While local banks have a very efficient system for them to deduct the loan instalments on due date when salaries or deposits are credited into clients’ accounts, borrowers operate multiple accounts, meaning when they want to evade automatic deductions by the banks, they simply switch accounts, leaving banks battling high default rates.
Consequently, several banks have reported millions of dollars in credit impairment charges and loan loss provisions.

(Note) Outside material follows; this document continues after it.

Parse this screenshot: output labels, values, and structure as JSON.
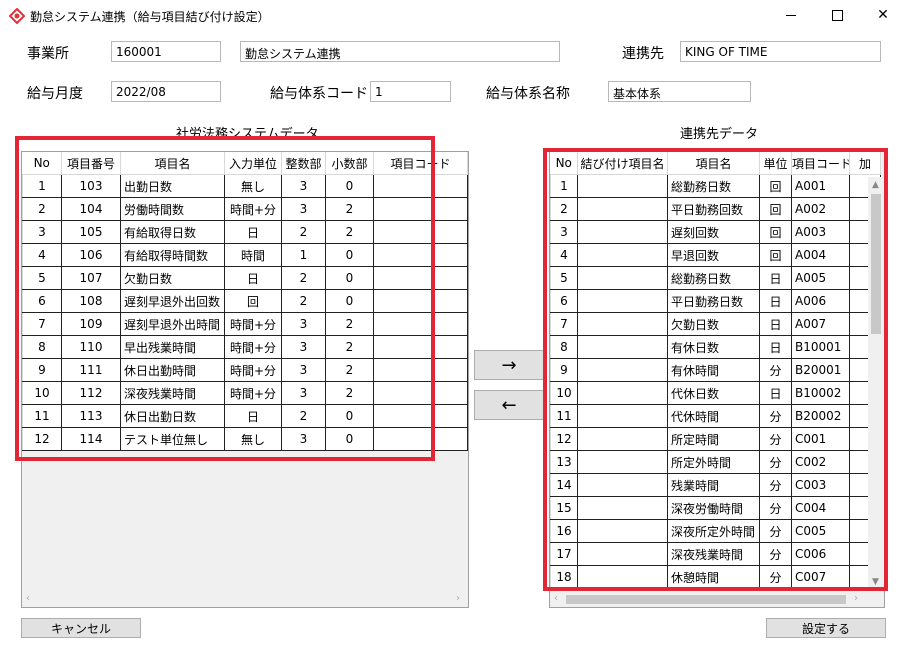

They are now ramping up reserves to deal with anticipated loan problems among their clients.
The rainy day fund is meant to cover for future losses.
In his mid-term monetary policy statement, RBZ governor John Mangudya said the apex bank had successfully tested a monitoring module, which is expected to further promote credit risk management in the sector as lenders are automatically notified about significant changes or updates on selected customers such as new facilities or repayments to other lenders.
In 2016, Czech Republic credit checker, Creditinfo, was awarded the tender to set up a Credit Reference Bureau (CRB) system to improve credit risk management in the financial sector.
The CRB system was expected to, among others; consist of a credit registry and private reference bureau.
This would enhance the verification process of borrowers, enabling bankers to assess credit risk and reduce the level of non-performing loans in the banking sector.